Soval fought to keep the tension from his voice. “My role in your life is to be a father to you, not a diplomat,” he growled, realizing that he was losing his own battle with his emotions, “and if you believe the traditions of your ancestors to be “weird-ass” as you so crassly put it, then it is obvious to me that I have failed utterly in my paternal duty to you.”

“Dad—no!” Sorral protested, “You’ve done a fantastic job as my father—honest. I think I’ve turned out very well…at least, by Earth standards.”

Soval attempted valiantly to centre himself. Finally, he asked in an almost desperate tone, “Sorral, my Cherished Son. Did the reintegration sessions at the T’Pannok Centre have any effect at all upon your contaminated katra?

It was now Sorral’s turn to struggle with feelings of exasperation.

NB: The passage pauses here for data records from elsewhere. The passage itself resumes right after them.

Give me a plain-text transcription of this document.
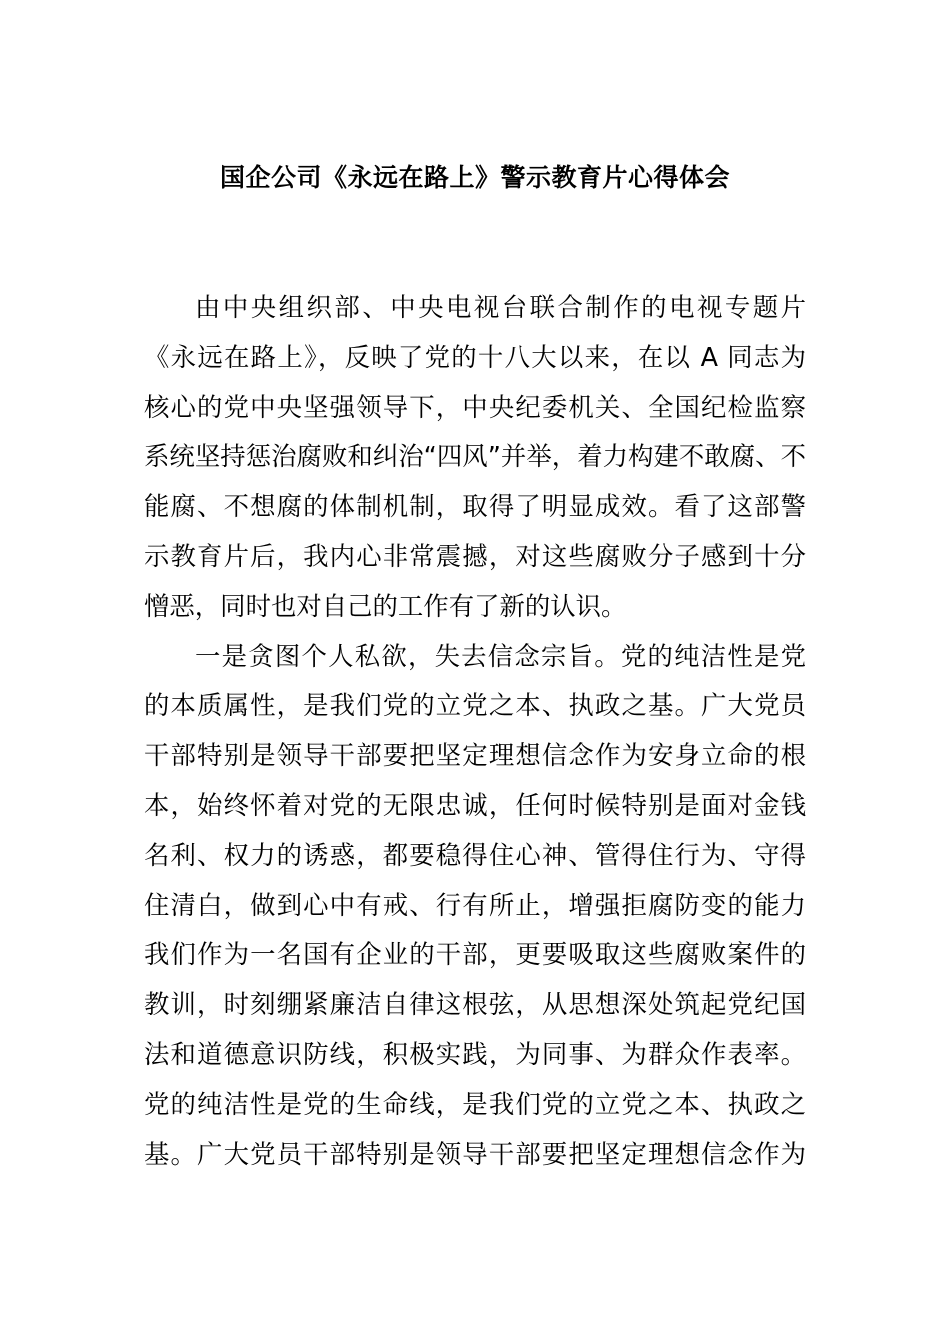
国企公司《永远在路上》警示教育片心得体会
由中央组织部、中央电视台联合制作的电视专题片
《永远在路上》，反映了党的十八大以来，在以 A 同志为
核心的党中央坚强领导下，中央纪委机关、全国纪检监察
系统坚持惩治腐败和纠治“四风”并举，着力构建不敢腐、不
能腐、不想腐的体制机制，取得了明显成效。看了这部警
示教育片后，我内心非常震撼，对这些腐败分子感到十分
憎恶，同时也对自己的工作有了新的认识。
一是贪图个人私欲，失去信念宗旨。党的纯洁性是党
的本质属性，是我们党的立党之本、执政之基。广大党员
干部特别是领导干部要把坚定理想信念作为安身立命的根
本，始终怀着对党的无限忠诚，任何时候特别是面对金钱
名利、权力的诱惑，都要稳得住心神、管得住行为、守得
住清白，做到心中有戒、行有所止，增强拒腐防变的能力
我们作为一名国有企业的干部，更要吸取这些腐败案件的
教训，时刻绷紧廉洁自律这根弦，从思想深处筑起党纪国
法和道德意识防线，积极实践，为同事、为群众作表率。
党的纯洁性是党的生命线，是我们党的立党之本、执政之
基。广大党员干部特别是领导干部要把坚定理想信念作为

“Dad, no offense to the dedicated staff at the T’Pannok Centre,” he finally responded, “but I have not been “contaminated” by Human culture, and neither has my katra…my soul. I’ve been enriched by it! And besides, I have never turned into the violent, angry monster that you thought I would. Why can’t you admit that I’ve turned out just fine, and that Earth culture is no threat to me, or to any other Vulcan! I mean, come on, Dad! Let go of your prejudice for once and open your mind to another point of view! Vulcans and Earthers have been involved with each other for a hundred years. You and the other senior diplomats have been living on Earth for over thirty years—Humans and Vulcans should know each other as friends by now. Instead, we “superior” Vulcans hole up in our little compounds like scaredy-cats, too afraid to take a risk and get to know the Humans personally. I know you and Mom disagreed about that, but…she was right. We can learn a thing or two from the Humans, if we can just ditch our stubborn pride and snobby mannerisms once in a while!”

Soval hung his head. It was of no use. Nothing that he could say would convince his son of the recklessness of his path. In that, he was all too much like his emotionally volatile, passionate mother. The father held up his hand, an unspoken signal that the conversation was now at an end. Without a word, he left his son and went into the study to meditate.